Al-Zini Barakat
- Author: Gamal al-Ghitani
- Language: Arabic
- Genre: Literary fiction/Historical fiction/Political fiction
- Published: 1974
- Publisher: Dar Al-Shorouk Publishing
- Pages: 287

= Al-Zini Barakat =

Al-Zini Barakat is an Egyptian novel written by Gamal al-Ghitani. The novel discusses the question of oppression persisting through time and place, in all Arab countries and it tries to merge past and present through the main character - Al-Zini Barakat. The novel was adapted into a TV series in 1995 directed by Yahya Al-Alami.

== Subject of the novel ==
Gamal al-Ghitani presents his novel - Al-Zini Barakat - as a record of Egypt's history through the two characters: Al-Zini Barakat and Zakariya Bin Radi. He presents these two characters as characters who were actually present during the Mamluk era in Egypt. He uses this novel to critique Egypt's modern history, especially during the 1960s.

Al-Ghitani saw parallels between the last bit of the 1960s, increased mass arrests and increased surveillance, and the period of Al-Zini Barakat, which was during the fall of the Mamluk era, and the rise of the Ottoman Empire in Egypt during 1517. The author also saw parallels between the Six-Day war (Naksa of 1967) and the Battle of Marj Dabiq of 1516, which resulted in a victory for the Ottomans. Especially since the period of the duo (Barakat and Zakariya) was filled with conflicts between leaders, leading them to lose against the Ottomans.

== Literary criticism ==
The Egyptian thinker Ibrahim Awad critiques the representation of Islam in this novel. He says that the mistakes are vile, and that even schoolboys have better knowledge of Islam.

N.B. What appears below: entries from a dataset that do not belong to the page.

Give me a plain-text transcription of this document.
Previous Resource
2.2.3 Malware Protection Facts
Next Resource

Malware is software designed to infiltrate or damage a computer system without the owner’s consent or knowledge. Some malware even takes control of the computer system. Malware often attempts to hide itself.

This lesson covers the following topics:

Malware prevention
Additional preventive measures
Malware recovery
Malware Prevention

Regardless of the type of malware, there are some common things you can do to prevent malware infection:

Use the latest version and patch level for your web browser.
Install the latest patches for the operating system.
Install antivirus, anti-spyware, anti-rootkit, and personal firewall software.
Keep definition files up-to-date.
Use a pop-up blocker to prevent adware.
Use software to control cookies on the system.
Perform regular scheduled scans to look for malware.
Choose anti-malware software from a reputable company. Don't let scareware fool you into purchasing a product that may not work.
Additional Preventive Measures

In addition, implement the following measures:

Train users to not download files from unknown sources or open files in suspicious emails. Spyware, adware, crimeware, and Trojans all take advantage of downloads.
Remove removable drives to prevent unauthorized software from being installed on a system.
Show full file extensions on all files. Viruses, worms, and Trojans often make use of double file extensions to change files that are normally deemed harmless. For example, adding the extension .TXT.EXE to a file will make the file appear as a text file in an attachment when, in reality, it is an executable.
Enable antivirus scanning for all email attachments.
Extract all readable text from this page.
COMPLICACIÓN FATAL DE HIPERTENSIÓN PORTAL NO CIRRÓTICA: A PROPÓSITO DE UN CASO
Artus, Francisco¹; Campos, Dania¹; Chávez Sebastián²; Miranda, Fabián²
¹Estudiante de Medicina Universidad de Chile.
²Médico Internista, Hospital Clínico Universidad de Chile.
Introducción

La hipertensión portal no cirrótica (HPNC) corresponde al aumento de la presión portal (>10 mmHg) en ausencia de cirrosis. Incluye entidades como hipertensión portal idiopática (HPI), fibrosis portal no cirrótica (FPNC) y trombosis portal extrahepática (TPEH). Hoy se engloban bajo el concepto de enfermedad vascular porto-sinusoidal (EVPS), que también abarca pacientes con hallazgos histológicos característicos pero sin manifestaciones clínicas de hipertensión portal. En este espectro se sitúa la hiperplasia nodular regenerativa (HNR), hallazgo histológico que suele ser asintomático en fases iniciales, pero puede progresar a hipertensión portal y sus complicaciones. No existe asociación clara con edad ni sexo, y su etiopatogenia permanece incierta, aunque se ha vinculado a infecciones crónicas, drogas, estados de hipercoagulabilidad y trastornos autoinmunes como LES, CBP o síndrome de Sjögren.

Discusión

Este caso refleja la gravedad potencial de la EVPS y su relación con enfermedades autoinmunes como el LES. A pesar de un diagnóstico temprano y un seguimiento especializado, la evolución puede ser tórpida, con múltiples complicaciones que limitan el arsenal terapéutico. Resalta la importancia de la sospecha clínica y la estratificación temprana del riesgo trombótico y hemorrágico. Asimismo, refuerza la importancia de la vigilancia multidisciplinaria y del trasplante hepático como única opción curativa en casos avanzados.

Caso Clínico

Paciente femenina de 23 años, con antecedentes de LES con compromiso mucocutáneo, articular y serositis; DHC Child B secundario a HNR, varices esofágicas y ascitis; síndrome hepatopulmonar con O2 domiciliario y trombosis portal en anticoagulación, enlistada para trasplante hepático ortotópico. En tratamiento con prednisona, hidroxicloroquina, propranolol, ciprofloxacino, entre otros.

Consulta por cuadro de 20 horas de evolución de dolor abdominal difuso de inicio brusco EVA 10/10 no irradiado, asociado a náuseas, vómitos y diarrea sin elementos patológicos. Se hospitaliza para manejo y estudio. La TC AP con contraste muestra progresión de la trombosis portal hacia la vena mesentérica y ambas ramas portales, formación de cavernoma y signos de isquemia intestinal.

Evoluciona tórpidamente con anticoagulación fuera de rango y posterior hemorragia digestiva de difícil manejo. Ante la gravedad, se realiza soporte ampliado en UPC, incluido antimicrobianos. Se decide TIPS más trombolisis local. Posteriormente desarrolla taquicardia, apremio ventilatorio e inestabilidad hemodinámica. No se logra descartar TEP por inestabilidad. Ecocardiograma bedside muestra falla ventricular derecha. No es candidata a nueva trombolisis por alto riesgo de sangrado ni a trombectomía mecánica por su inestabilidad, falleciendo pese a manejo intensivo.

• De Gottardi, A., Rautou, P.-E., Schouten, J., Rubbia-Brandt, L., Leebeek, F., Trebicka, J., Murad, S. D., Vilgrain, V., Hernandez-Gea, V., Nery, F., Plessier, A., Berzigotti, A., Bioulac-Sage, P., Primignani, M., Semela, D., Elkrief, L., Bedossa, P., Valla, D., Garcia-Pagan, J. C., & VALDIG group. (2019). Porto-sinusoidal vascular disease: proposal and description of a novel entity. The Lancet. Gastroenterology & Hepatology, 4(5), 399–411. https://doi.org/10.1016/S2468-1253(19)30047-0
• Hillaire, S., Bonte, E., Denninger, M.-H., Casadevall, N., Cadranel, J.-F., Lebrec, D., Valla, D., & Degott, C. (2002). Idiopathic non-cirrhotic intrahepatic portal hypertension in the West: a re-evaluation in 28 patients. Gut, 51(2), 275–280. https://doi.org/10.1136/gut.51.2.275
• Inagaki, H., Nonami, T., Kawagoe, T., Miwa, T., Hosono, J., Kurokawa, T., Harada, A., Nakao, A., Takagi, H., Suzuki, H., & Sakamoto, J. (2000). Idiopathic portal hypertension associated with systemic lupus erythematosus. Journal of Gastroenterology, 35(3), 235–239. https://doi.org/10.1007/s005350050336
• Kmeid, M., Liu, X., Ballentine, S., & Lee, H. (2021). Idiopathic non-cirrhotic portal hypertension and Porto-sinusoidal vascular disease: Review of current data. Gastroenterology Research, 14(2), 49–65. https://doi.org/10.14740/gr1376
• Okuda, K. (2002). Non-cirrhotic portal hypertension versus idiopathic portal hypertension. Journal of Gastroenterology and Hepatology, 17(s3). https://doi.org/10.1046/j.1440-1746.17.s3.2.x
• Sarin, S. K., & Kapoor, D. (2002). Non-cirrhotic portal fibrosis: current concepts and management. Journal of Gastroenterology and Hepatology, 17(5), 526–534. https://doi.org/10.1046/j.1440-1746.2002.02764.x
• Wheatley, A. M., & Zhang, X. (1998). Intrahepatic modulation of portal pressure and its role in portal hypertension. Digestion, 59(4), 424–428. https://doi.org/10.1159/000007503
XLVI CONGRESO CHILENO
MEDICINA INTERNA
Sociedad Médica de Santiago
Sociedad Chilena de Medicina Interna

== Gamal al-Ghitani on his novel ==
Al-Ghitani states that "Al-Zini Barakat" resulted from his awareness of the police repression during the 1960s. He added that the rule of Gamal Abdel Nasser was an attempt at social justice and achieving simple dreams. He also said that this attempt was killed off through democracy. He mentioned that this repression is not yet over, and that it is important to leave a testimony, especially since he belongs to the generation of the 1960s, so that these mistakes do not get repeated.